O quizá sea sólo que somos incapaces de cumplir las fechas de entrega…

Conocí a Simon el 29 de abril de 1992, la noche de los disturbios de Rodney King. Ambos acabábamos de publicar libros importantes. El de Simon era el libro que tiene usted entre manos, el mío era una novela,
Clockers
. Nos presentó nuestro común editor, John Sterling. El momento resultó casi cómico: «David, este es Richard; Richard, David. Deberíais haceros amigos: tenéis mucho en común». Y, por supuesto, lo primero que hicimos fue irnos derechos al otro lado del río, a Jersey City, uno de los lugares más calientes esa noche, donde fuimos a buscar a Larry Mullane, un inspector de homicidios del condado de Hudson y mi excelente Virgilio durante los tres años anteriores de mi vida como escritor. El padre de David había crecido en Jersey City, y era muy probable que los Mullane y los Simon se hubieran cruzado por el barrio durante generaciones, así que conectaron enseguida. Los disturbios de Jersey City en sí mismos se demostraron elusivos, siempre a la vuelta de la esquina pero siempre fuera del escenario, y lo que más recuerdo de esa noche es la compulsión de Simon por
estar allí
, que para mí fue como encontrarme con mi hermano siamés perdido tiempo atrás.

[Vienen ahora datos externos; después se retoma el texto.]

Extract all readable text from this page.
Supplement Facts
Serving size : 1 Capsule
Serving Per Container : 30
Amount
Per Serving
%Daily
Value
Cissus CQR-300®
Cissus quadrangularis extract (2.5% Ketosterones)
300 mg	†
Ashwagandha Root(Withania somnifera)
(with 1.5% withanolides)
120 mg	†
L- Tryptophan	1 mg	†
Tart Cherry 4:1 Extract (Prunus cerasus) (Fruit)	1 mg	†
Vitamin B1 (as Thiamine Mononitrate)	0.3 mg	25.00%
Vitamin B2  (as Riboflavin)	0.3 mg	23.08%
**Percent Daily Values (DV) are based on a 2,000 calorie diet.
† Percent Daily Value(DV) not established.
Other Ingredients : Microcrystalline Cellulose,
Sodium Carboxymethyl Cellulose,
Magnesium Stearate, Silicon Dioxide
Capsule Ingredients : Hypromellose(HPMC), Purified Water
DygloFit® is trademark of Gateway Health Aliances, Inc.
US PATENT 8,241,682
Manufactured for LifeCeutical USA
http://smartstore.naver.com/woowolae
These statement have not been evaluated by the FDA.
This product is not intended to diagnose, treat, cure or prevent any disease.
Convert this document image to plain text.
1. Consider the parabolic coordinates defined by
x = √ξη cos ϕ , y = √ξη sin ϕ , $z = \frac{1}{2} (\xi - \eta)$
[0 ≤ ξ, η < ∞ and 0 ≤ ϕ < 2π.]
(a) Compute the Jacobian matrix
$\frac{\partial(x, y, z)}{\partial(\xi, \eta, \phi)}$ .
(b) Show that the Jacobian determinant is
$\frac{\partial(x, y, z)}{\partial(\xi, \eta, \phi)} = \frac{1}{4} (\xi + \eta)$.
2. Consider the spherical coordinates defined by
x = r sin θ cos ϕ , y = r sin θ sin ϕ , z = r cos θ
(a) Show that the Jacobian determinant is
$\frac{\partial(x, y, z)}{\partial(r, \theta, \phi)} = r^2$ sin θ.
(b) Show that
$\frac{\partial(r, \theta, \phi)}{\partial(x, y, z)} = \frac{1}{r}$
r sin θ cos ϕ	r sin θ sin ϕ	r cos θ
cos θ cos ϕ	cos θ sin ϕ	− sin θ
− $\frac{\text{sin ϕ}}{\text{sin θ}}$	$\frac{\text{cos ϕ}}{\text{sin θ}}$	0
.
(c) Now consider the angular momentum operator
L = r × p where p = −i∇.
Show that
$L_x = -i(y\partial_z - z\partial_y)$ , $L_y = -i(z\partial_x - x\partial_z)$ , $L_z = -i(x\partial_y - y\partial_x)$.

Nuestro segundo encuentro se produjo años después, cuando, tras el horror de Susan Smith en Carolina del Sur, me embarqué en una especie de gira de Medea para preparar el terreno para mi novela
Freedomland
. Había habido una tragedia vagamente similar en Baltimore: una madre blanca de dos niñas birraciales había prendido fuego a su casa adosada mientras las niñas dormían dentro. Alegó que quería allanar el camino al amor para su novio, a quien dijo que no entusiasmaban las niñas (algo que luego él negó).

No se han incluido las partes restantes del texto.